Nous sommes très sceptiques quant aux méthodes à distance d'un tel travail, qu'il s'agisse de crimes de guerre dans l'ensemble ou d'usage des armes chimiques. Nous avons déjà commenté plusieurs fois les méthodes qui servent à créer de tels scoops.

J'ai vu aujourd'hui un reportage, sur Euronews je crois, qui commentait la sortie de ce rapport. On a dit qu'il contenait des documents sur les crimes de guerre du gouvernement syrien et des groupes armés illégaux. Et tout ce texte était lu sur fond des célèbres images du garçon Ayman arrosé d'eau, soi-disant pour le sauver d'une substance chimique.

Euronews est une chaîne respectable qui revendique être la plus objective, dit-elle, et transmettre au spectateur toutes les opinions sans exception.
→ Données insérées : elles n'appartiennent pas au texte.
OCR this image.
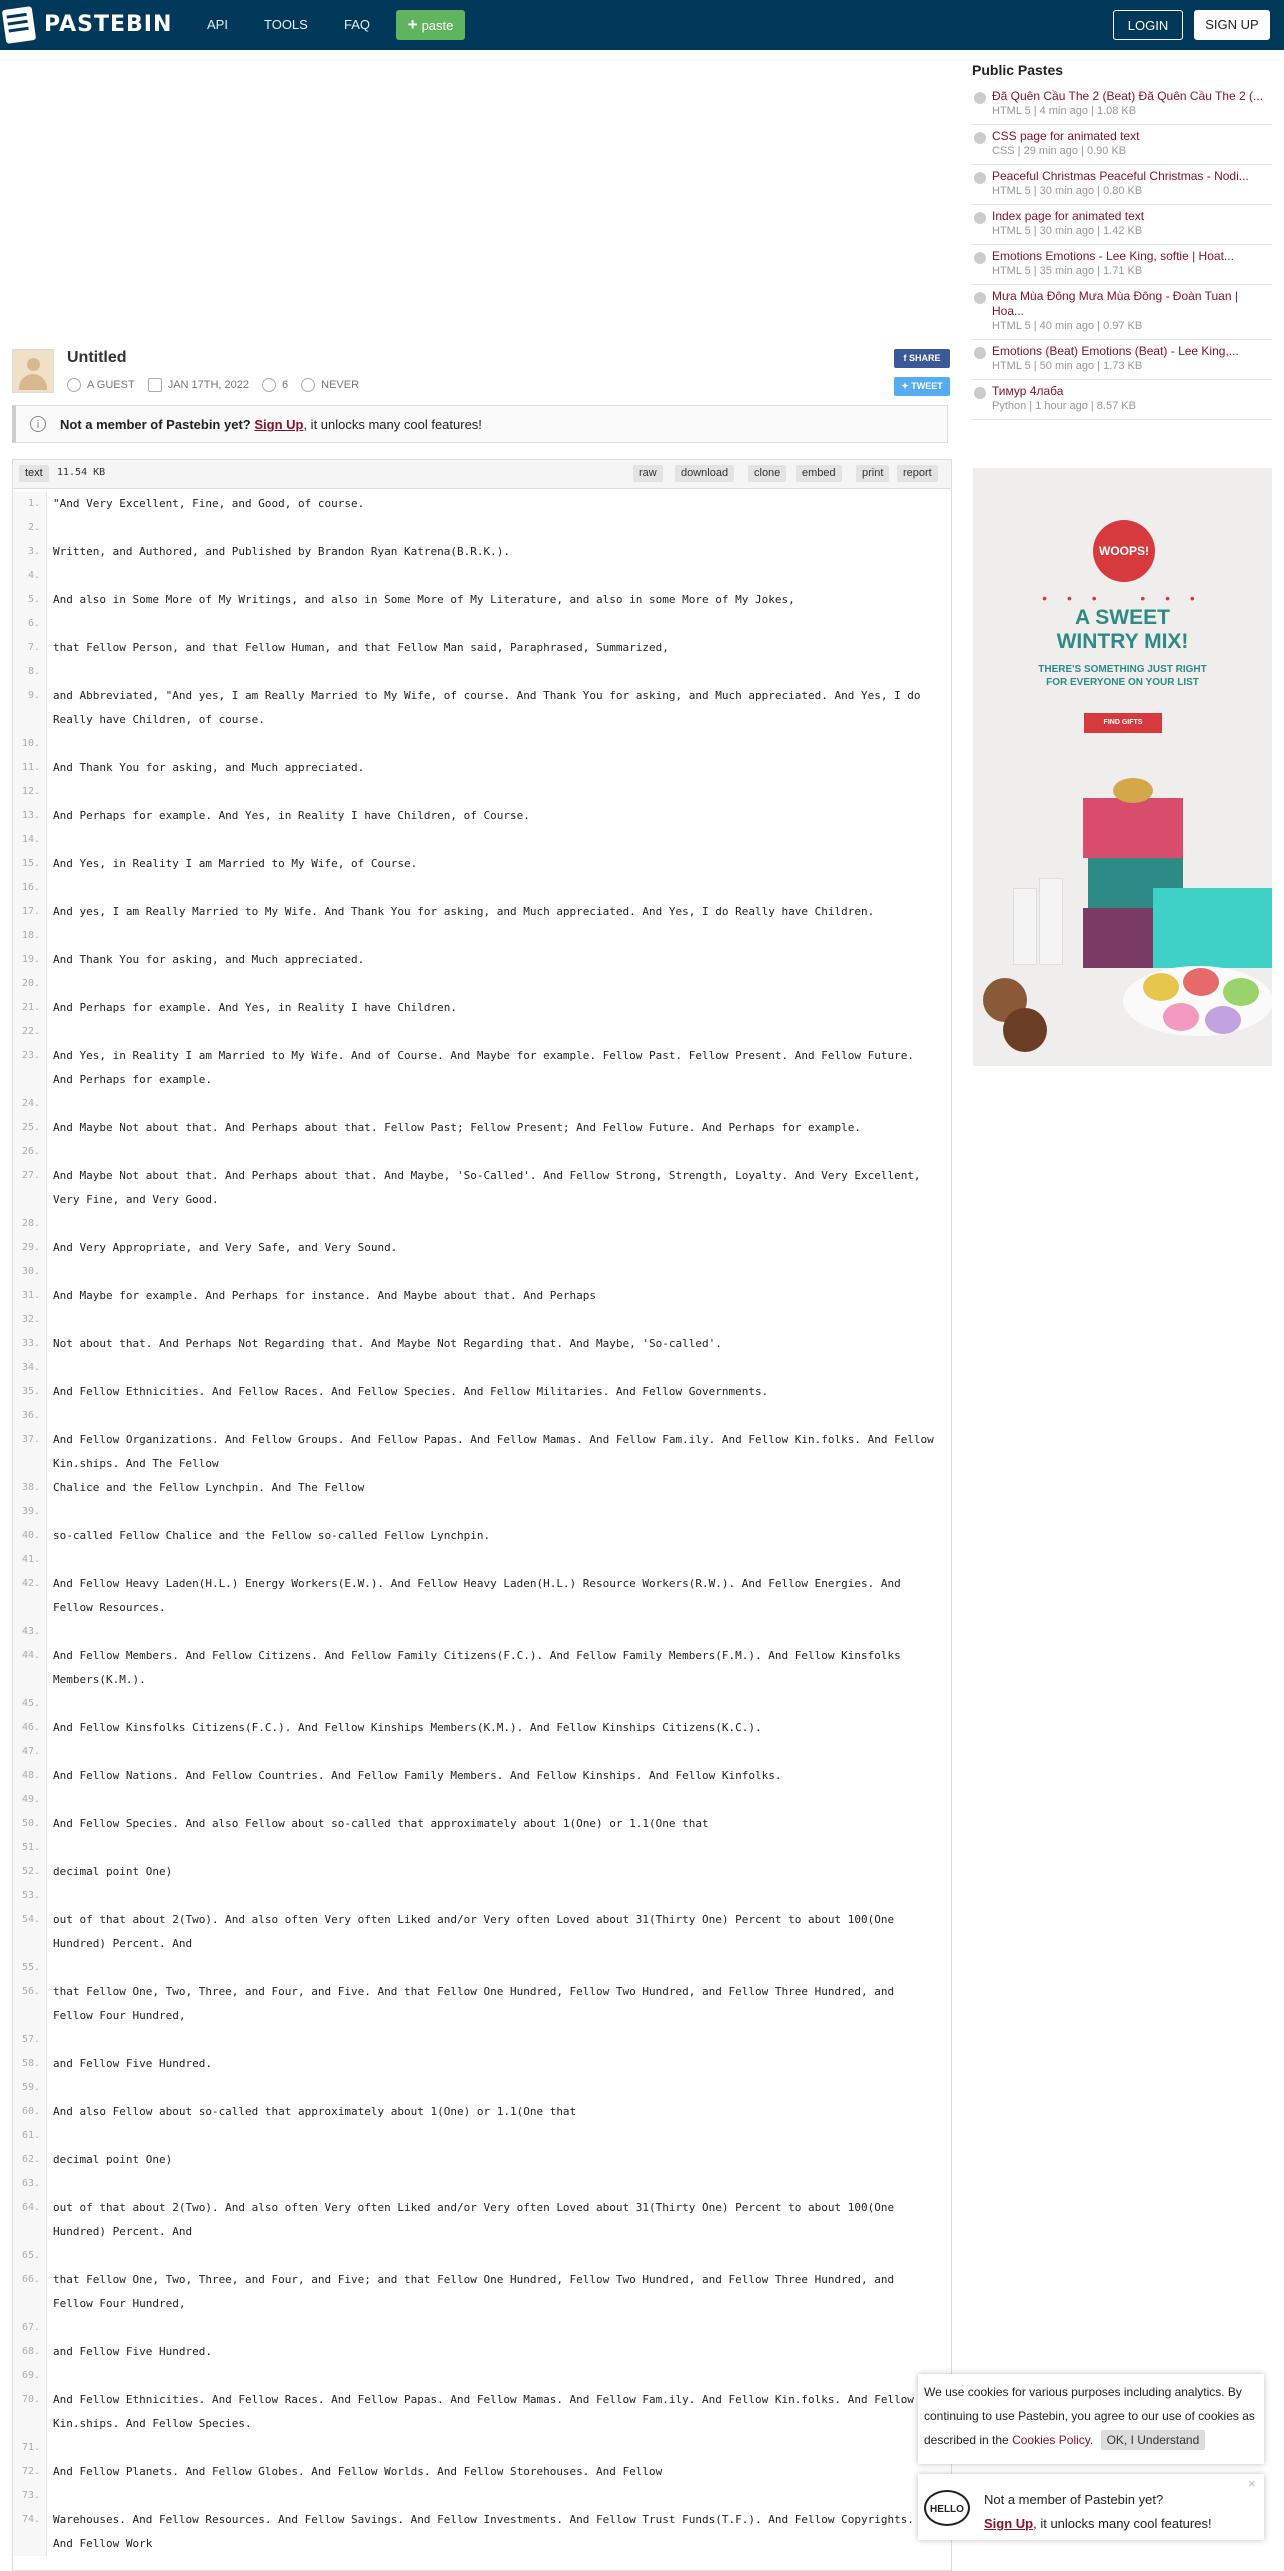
PASTEBIN	API	TOOLS	FAQ	+ paste	LOGIN	SIGN UP
Untitled
A GUEST	JAN 17TH, 2022	6	NEVER
f SHARE
✦ TWEET
i	Not a member of Pastebin yet? Sign Up, it unlocks many cool features!
text	11.54 KB	raw	download	clone	embed	print	report
1.	"And Very Excellent, Fine, and Good, of course.
2.
3.	Written, and Authored, and Published by Brandon Ryan Katrena(B.R.K.).
4.
5.	And also in Some More of My Writings, and also in Some More of My Literature, and also in some More of My Jokes,
6.
7.	that Fellow Person, and that Fellow Human, and that Fellow Man said, Paraphrased, Summarized,
8.
9.	and Abbreviated, "And yes, I am Really Married to My Wife, of course. And Thank You for asking, and Much appreciated. And Yes, I do Really have Children, of course.
10.
11.	And Thank You for asking, and Much appreciated.
12.
13.	And Perhaps for example. And Yes, in Reality I have Children, of Course.
14.
15.	And Yes, in Reality I am Married to My Wife, of Course.
16.
17.	And yes, I am Really Married to My Wife. And Thank You for asking, and Much appreciated. And Yes, I do Really have Children.
18.
19.	And Thank You for asking, and Much appreciated.
20.
21.	And Perhaps for example. And Yes, in Reality I have Children.
22.
23.	And Yes, in Reality I am Married to My Wife. And of Course. And Maybe for example. Fellow Past. Fellow Present. And Fellow Future. And Perhaps for example.
24.
25.	And Maybe Not about that. And Perhaps about that. Fellow Past; Fellow Present; And Fellow Future. And Perhaps for example.
26.
27.	And Maybe Not about that. And Perhaps about that. And Maybe, 'So-Called'. And Fellow Strong, Strength, Loyalty. And Very Excellent, Very Fine, and Very Good.
28.
29.	And Very Appropriate, and Very Safe, and Very Sound.
30.
31.	And Maybe for example. And Perhaps for instance. And Maybe about that. And Perhaps
32.
33.	Not about that. And Perhaps Not Regarding that. And Maybe Not Regarding that. And Maybe, 'So-called'.
34.
35.	And Fellow Ethnicities. And Fellow Races. And Fellow Species. And Fellow Militaries. And Fellow Governments.
36.
37.	And Fellow Organizations. And Fellow Groups. And Fellow Papas. And Fellow Mamas. And Fellow Fam.ily. And Fellow Kin.folks. And Fellow Kin.ships. And The Fellow
38.	Chalice and the Fellow Lynchpin. And The Fellow
39.
40.	so-called Fellow Chalice and the Fellow so-called Fellow Lynchpin.
41.
42.	And Fellow Heavy Laden(H.L.) Energy Workers(E.W.). And Fellow Heavy Laden(H.L.) Resource Workers(R.W.). And Fellow Energies. And Fellow Resources.
43.
44.	And Fellow Members. And Fellow Citizens. And Fellow Family Citizens(F.C.). And Fellow Family Members(F.M.). And Fellow Kinsfolks Members(K.M.).
45.
46.	And Fellow Kinsfolks Citizens(F.C.). And Fellow Kinships Members(K.M.). And Fellow Kinships Citizens(K.C.).
47.
48.	And Fellow Nations. And Fellow Countries. And Fellow Family Members. And Fellow Kinships. And Fellow Kinfolks.
49.
50.	And Fellow Species. And also Fellow about so-called that approximately about 1(One) or 1.1(One that
51.
52.	decimal point One)
53.
54.	out of that about 2(Two). And also often Very often Liked and/or Very often Loved about 31(Thirty One) Percent to about 100(One Hundred) Percent. And
55.
56.	that Fellow One, Two, Three, and Four, and Five. And that Fellow One Hundred, Fellow Two Hundred, and Fellow Three Hundred, and Fellow Four Hundred,
57.
58.	and Fellow Five Hundred.
59.
60.	And also Fellow about so-called that approximately about 1(One) or 1.1(One that
61.
62.	decimal point One)
63.
64.	out of that about 2(Two). And also often Very often Liked and/or Very often Loved about 31(Thirty One) Percent to about 100(One Hundred) Percent. And
65.
66.	that Fellow One, Two, Three, and Four, and Five; and that Fellow One Hundred, Fellow Two Hundred, and Fellow Three Hundred, and Fellow Four Hundred,
67.
68.	and Fellow Five Hundred.
69.
70.	And Fellow Ethnicities. And Fellow Races. And Fellow Papas. And Fellow Mamas. And Fellow Fam.ily. And Fellow Kin.folks. And Fellow Kin.ships. And Fellow Species.
71.
72.	And Fellow Planets. And Fellow Globes. And Fellow Worlds. And Fellow Storehouses. And Fellow
73.
74.	Warehouses. And Fellow Resources. And Fellow Savings. And Fellow Investments. And Fellow Trust Funds(T.F.). And Fellow Copyrights. And Fellow Work
Public Pastes
Đã Quên Cầu The 2 (Beat) Đã Quên Cầu The 2 (...
HTML 5 | 4 min ago | 1.08 KB
CSS page for animated text
CSS | 29 min ago | 0.90 KB
Peaceful Christmas Peaceful Christmas - Nodi...
HTML 5 | 30 min ago | 0.80 KB
Index page for animated text
HTML 5 | 30 min ago | 1.42 KB
Emotions Emotions - Lee King, softie | Hoat...
HTML 5 | 35 min ago | 1.71 KB
Mưa Mùa Đông Mưa Mùa Đông - Đoàn Tuan | Hoa...
HTML 5 | 40 min ago | 0.97 KB
Emotions (Beat) Emotions (Beat) - Lee King,...
HTML 5 | 50 min ago | 1.73 KB
Тимур 4лаба
Python | 1 hour ago | 8.57 KB
WOOPS!
• • •   • • •
A SWEET
WINTRY MIX!
THERE'S SOMETHING JUST RIGHT
FOR EVERYONE ON YOUR LIST
FIND GIFTS
We use cookies for various purposes including analytics. By continuing to use Pastebin, you agree to our use of cookies as described in the Cookies Policy. OK, I Understand
HELLO
Not a member of Pastebin yet?
Sign Up, it unlocks many cool features!
×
Or l'histoire du garçon Ayman a connu une suite. Quand la vidéo a été visionnée par les spécialistes qui ont été étonnés de voir pourquoi rien ne correspondait à une situation quand une substance chimique est utilisée, nous nous sommes mis d'accord avec le gouvernement syrien, nous avons fait venir Ayman, ses parents et d'autres acteurs de cette vidéo à La Haye, à l'Organisation pour l'interdiction des armes chimiques, où ils ont raconté que des gens, ceux qu'on appelle les Casques blancs dont le financement américain a été rétabli, s'étaient jetés sur eux pour les arroser d'eau.

C'est pourquoi quand nos collègues respectables des médias font de telles annonces, je voudrais vraiment espérer que l'image ne sera pas unilatérale et montrera l'histoire sous différentes angles, en tenant compte de tous les faits à disposition.